Jean-Louis Borloo a été hospitalisé le 26 janvier dernier pour une pneumonie aigüe frontale. L'homme politique était sorti de l'hôpital parisien le 4 février. A ce moment, son entourage évoquait une «période de convalescence» de quelques mois.

Yves Jégo avait parlé d'une absence, convalescence comprise, entre deux et trois mois pour Jean-Louis Borloo.
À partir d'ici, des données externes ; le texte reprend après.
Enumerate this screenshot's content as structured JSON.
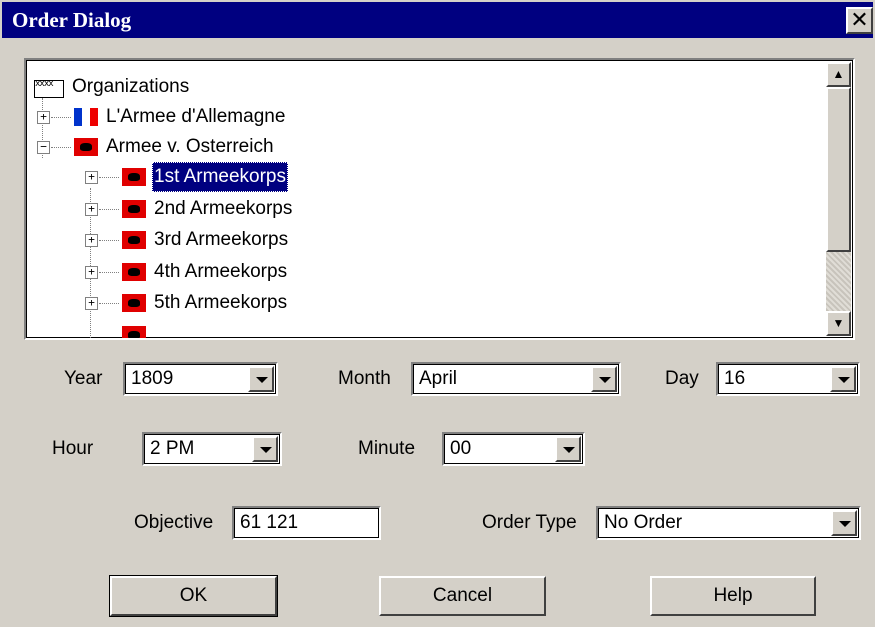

Il avait aussi indiqué qu'il assurait l'intérim, c'est-à-dire la coordination des réunions de l'UDI. Tous les cadres de l'UDI expliquaient pendant l'hospitalisation que leur patron restait présent via les appels téléphoniques et les sms.

Très symboliquement, Jean-Louis Borloo, ancien maire de Valenciennes (Nord) de 1989 à 2002, s'est présenté lors des dernières élections municipales à la 43e et dernière position sur la liste UMP-UDI conduite par le maire UDI sortant Laurent Degallaix.

Homme clé de la galaxie centriste, Jean-Louis Borloo a été plusieurs fois ministre. Sous la présidence de Jacques Chirac, il a été successivement ministre délégué à la Ville et à la Rénovation urbaine, ministre de l'Emploi, du Travail et de la Cohésion sociale et ministre de l'Emploi, de la Cohésion sociale et du Logement.

«Sarko-compatible», Jean-Louis Borloo, a aussi figuré dans les gouvernements de François Fillon, sous la présidence de Nicolas Sarkozy. Ephémère ministre de l'Economie, il est nommé en juin 2007 ministre de l'Ecologie. Il reste dans les mémoires l'homme du «Grenelle de l'environnement», cet ensemble de mesures présentées comme un plan de lutte contre le réchauffement climatique.